Rosário Bento nasceu em Coimbra e cresceu no Bairro Norton de Matos. Depois, partiu à conquista do mundo. Trabalhou e viveu mais de duas décadas no coração da Europa. Desde outubro de 2019, é embaixadora da União Europeia no Gabão, com extensão a São Tomé e Príncipe.
 
O que guarda das suas memórias de infância e juventude, em Coimbra?
Eu sempre morei no Bairro Norton de Matos. Um bairro muito pacato, na altura com muitas crianças e jovens da minha idade e perto de todas as escolas que frequentei – a escola primária, situada no mesmo bairro, na Rua Dr. Daniel de Matos, onde em 2013 me tornei proprietária de um apartamento, do então ciclo preparatório Eugénio de Castro, da escola secundária Quinta das Flores, da Escola Brotero e, finalmente, o Liceu D. Maria onde andei do 10.° ao 12.° ano. Desses tempos, guardo uma saudade de brincar na rua, ir a pé sozinha ter com os amigos que eram muitos e bons e muitos dos quais perduram até ao dia de hoje. Guardo a memória de tempos de descontração, sem medos nem receios e de muita liberdade. Uma infância e juventude muito feliz.
 
Por que não completou estudos em Coimbra?

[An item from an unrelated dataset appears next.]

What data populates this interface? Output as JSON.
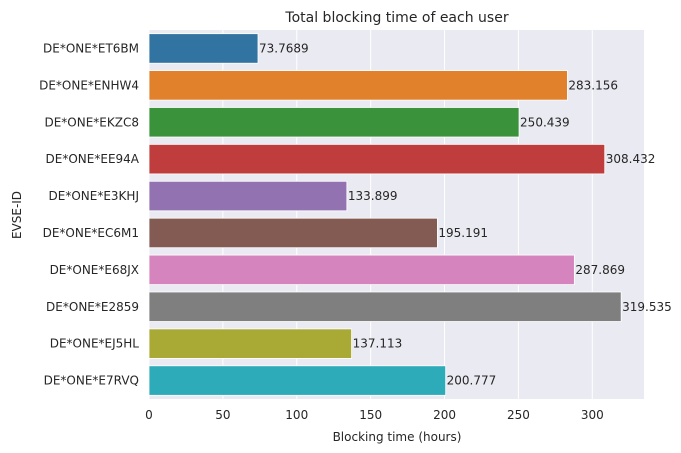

Eu sempre amei o meu país, mas muito cedo senti que precisava de “navegar” para conhecer outros mundos, outras culturas, outros povos e outras línguas. O espírito de aventureira, de descobrir coisas novas, de me abrir para o mundo sempre esteve comigo. E aos 16 anos disse aos meus pais que queria tirar um curso que me desse essa oportunidade de me abrir horizontes e portas internacionais. Na altura, em 1998, não havia curso de Relações Internacionais em Coimbra e foi essa a razão para ter ido para Braga, para a Universidade do Minho.
 
Como surgiu na sua vida a ideia de partir?
A ideia de partir esteve sempre dentro de mim. Apesar de ser a irmã mais nova, com dois irmãos, e de ambos terem estudado em Coimbra e viverem em Portugal, eu cedo senti que precisava de me aventurar. Saí primeiro para fazer um estágio no Parlamento Europeu na Direção Política e de Estudos Estratégicos, no Luxemburgo, e era suposto ficar cinco meses. Nunca mais regressei para trabalhar em Portugal, mas regresso seis a sete vezes por ano desde que saí, em 2004, para visitar a família e amigos e fazer turismo no meu país.
 
Onde esteve, profissionalmente, antes de chegar ao Gabão?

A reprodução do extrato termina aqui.